Shortly after that exit, and for personal reasons (including the pending arrival of my first son), it was important to move back to the southeast. I evaluated a number of cities, and it was clear Atlanta had the most to offer and was close enough to my family support network. I looked on LinkedIn to find Atlanta + Emory University + technology connections and came up with one: Ashish Mistry of BLH Ventures.
I cold-called Ashish on a Monday from Boston, and he was interested in having lunch on Wednesday (unaware that I was not in Atlanta), so I hustled down that morning to meet with him. Ashish did not have any immediate opportunities but made introductions to four people: Brooks Robinson, Paul Judge, David Cummings and Johnson Cook. That was a pretty amazing slate of people that Ashish so willingly introduced me to in the Atlanta start-up space. I was able to meet with all four, and each was doing very interesting early-stage companies.
What was next in your Springbot story?
In February of 2013, I met with Brooks on a Wednesday, and he asked me to come back in the next day to meet Joe Reger, co-founder and CTO. I was really impressed with both Brooks and Joe — I immediately knew they were the kind of people I wanted to work with. I accepted an offer on Friday, and Brooks wanted me to start the following Monday. This required me to hustle back to Boston, pack up my belongings and drive down to Atlanta by Sunday evening.

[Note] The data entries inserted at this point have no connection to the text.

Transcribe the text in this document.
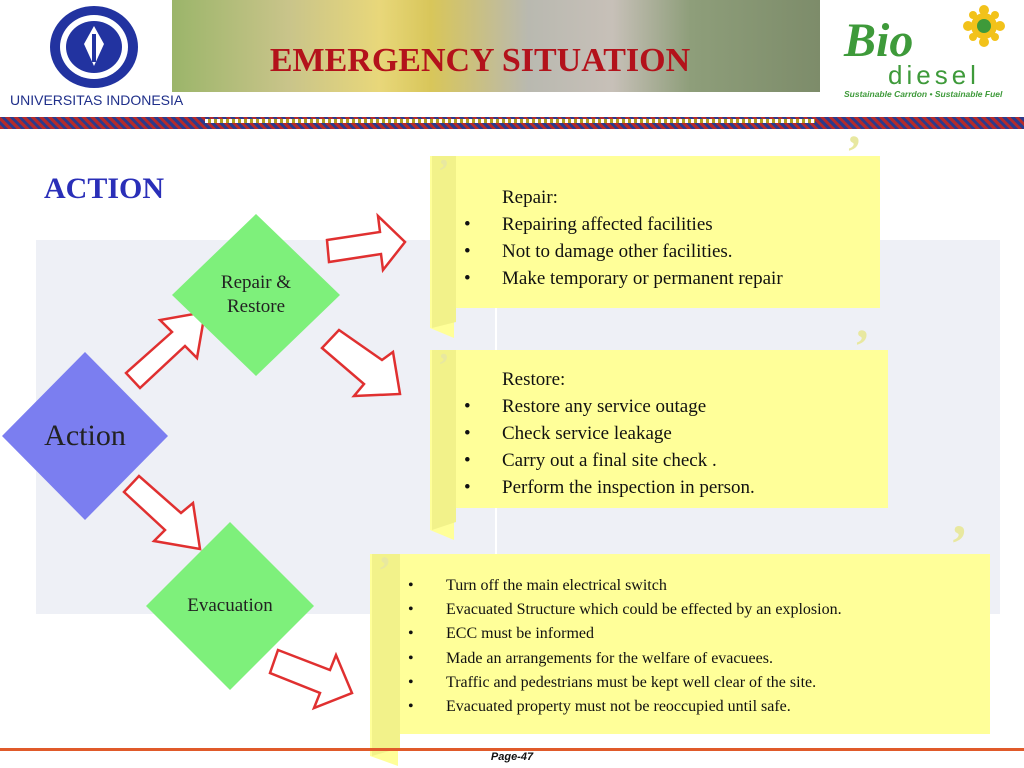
UNIVERSITAS INDONESIA
EMERGENCY SITUATION	Bio
diesel
Sustainable Carrdon • Sustainable Fuel
ACTION
Action
Repair &
Restore
Evacuation
’	’
Repair:
• Repairing affected facilities
• Not to damage other facilities.
• Make temporary or permanent repair
’	’
Restore:
• Restore any service outage
• Check service leakage
• Carry out a final site check .
• Perform the inspection in person.
’	’
• Turn off the main electrical switch
• Evacuated Structure which could be effected by an explosion.
• ECC must be informed
• Made an arrangements for the welfare of evacuees.
• Traffic and pedestrians must be kept well clear of the site.
• Evacuated property must not be reoccupied until safe.
Page-47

A little perspective about where Springbot was as a company at that time: there were five employees. We were located at the Advanced Technology Development Center (ATDC) in a tiny space, and I was sitting across from Joe and Brooks and next to two devs. My role was to hunt and find online stores or brick and mortars that might also be doing eCommerce, figure out what would help those stores and demo with Joe to those customers. What was very cool is that I signed customers very quickly and built the baseline for our target customer and sales approach.
We had a ton of fun in those early days – it was a lot of chopping wood and more muscle than finesse, but we also celebrated when we hit a team milestones and set the foundation for community events that we still do today. Brooks hosted us at his house for the first annual Canadian Thanksgiving. We had our first summer party at Lake Lanier. All of those early team members have a great story about contributing to major business milestones around revenue and customers.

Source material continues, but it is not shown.